Department store Liberty is to come under new ownership in a deal valuing the business at £300 million (€334m).
Private equity firm Bluegem confirmed on Friday that it would sell its roughly 40% stake in the company to a group led by Glendower Capital.
It is a significant mark-up on the £32 million (€35.6m) which Bluegem paid for the business back in 2010.
In 2014, it sold a stake to some unnamed European and Middle East family investors, but remained the controlling shareholder.
The 144-year-old brand, famous for its mock-Tudor building in central London and signature fabric prints, had become loss-making prior to its acquisition by Bluegem.
Under the direct management of the firm, its underlying earnings have risen from almost zero in 2010 to £25 million (€27.8m) last year.
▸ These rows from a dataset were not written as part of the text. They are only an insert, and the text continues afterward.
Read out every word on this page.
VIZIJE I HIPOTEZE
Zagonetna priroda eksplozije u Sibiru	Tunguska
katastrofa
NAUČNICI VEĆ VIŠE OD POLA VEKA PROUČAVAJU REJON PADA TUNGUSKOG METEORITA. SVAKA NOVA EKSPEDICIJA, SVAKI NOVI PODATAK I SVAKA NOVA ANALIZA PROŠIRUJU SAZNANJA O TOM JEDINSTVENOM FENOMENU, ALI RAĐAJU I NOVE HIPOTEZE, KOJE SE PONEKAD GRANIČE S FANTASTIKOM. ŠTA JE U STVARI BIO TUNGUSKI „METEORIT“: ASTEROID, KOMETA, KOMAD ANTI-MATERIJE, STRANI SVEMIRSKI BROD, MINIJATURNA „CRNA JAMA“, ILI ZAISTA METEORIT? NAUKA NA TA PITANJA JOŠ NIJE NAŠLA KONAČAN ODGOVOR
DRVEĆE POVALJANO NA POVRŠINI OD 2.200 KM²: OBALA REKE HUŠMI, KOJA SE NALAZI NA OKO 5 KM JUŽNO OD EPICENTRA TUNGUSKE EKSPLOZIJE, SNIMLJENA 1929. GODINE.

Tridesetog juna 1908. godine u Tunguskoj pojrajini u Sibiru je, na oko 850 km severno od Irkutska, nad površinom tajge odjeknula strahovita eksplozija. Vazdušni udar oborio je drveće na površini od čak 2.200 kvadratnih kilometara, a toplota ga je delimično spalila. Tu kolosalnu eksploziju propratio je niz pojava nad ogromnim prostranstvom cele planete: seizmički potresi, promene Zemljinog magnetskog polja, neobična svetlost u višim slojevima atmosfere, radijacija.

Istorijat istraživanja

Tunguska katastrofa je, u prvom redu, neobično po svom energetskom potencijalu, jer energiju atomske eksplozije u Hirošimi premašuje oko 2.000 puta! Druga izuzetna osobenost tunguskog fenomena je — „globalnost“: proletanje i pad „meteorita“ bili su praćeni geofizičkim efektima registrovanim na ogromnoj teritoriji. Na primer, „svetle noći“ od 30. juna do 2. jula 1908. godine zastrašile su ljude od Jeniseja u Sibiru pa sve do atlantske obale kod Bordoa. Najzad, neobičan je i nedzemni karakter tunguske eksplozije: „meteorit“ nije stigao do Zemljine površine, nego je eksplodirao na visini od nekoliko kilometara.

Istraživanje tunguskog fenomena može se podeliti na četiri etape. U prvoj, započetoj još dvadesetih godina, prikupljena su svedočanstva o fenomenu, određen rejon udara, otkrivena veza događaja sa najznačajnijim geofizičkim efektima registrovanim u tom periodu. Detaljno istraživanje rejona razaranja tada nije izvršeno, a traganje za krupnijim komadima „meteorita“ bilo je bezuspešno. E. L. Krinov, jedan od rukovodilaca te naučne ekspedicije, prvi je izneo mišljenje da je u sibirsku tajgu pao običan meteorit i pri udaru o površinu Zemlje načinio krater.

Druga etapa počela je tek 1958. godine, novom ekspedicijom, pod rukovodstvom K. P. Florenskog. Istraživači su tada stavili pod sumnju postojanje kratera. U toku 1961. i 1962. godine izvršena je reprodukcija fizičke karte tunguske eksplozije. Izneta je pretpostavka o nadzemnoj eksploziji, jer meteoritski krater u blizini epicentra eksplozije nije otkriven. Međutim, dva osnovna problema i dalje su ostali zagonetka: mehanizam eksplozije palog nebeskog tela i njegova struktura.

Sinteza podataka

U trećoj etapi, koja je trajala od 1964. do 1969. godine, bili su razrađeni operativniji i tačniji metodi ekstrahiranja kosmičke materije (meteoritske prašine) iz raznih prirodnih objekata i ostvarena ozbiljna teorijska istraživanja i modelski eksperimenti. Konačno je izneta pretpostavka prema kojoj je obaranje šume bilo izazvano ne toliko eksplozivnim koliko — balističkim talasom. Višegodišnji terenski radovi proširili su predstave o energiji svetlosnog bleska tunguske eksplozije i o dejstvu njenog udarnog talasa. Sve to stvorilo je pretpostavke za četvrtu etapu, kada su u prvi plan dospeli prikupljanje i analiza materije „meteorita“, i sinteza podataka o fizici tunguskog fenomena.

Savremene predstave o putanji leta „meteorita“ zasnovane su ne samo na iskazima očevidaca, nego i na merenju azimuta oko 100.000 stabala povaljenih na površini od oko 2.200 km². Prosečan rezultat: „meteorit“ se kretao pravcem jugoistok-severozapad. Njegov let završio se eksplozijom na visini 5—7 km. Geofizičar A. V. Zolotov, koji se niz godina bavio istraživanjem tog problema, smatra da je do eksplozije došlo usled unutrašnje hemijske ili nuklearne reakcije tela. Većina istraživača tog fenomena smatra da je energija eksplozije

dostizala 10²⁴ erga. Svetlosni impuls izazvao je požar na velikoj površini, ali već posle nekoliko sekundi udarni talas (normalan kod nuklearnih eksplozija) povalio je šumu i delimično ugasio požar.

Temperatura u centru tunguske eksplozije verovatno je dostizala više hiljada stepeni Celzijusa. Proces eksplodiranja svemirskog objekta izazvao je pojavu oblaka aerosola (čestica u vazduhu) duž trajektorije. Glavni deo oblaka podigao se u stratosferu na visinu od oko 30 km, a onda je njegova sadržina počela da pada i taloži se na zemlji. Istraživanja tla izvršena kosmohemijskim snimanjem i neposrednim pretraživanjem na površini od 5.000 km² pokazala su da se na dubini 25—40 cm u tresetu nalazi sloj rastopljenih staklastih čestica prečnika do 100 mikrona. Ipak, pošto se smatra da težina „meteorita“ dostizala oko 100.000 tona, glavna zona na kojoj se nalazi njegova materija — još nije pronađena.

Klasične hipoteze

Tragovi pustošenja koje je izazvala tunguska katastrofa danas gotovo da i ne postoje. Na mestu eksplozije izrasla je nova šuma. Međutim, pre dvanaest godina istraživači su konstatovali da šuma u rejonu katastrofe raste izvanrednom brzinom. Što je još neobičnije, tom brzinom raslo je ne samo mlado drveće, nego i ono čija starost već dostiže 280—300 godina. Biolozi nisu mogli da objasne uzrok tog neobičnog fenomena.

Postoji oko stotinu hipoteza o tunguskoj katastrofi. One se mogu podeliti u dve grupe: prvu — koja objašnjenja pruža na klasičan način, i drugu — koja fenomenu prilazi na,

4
Marco Capello of Bluegem, who serves as chairman of Liberty, said: “I am confident we have built a truly differentiated business and assembled a first-class management team that will allow Liberty to reclaim its status as one of the most iconic brands in the world, and the last truly heritage British brand.”
Mr Capello will stay on in his position, while all partners of Bluegem have co-invested in a personal capacity alongside Glendower.
The business will continue to be led by chief executive Adil Mehboob-Khan, former boss of Luxottica and Wella, who was appointed last year.
In recent years the heritage brand has made moves into new areas, such as online and digital capabilities.
Investment in this area has driven online revenues from £1 million (€1.1m) to £14 million (€15.6m).
Meanwhile the eponymous accessories brand Liberty London, launched three years ago, is now generating £8 million (€8.9m) of sales.
But the famous fabrics business is also still a core part of the business, with a compound annual growth rate of 11% since 2010.
Department store sales are also stronger, jumping from £36 million (€40m) to £94 million (€104m).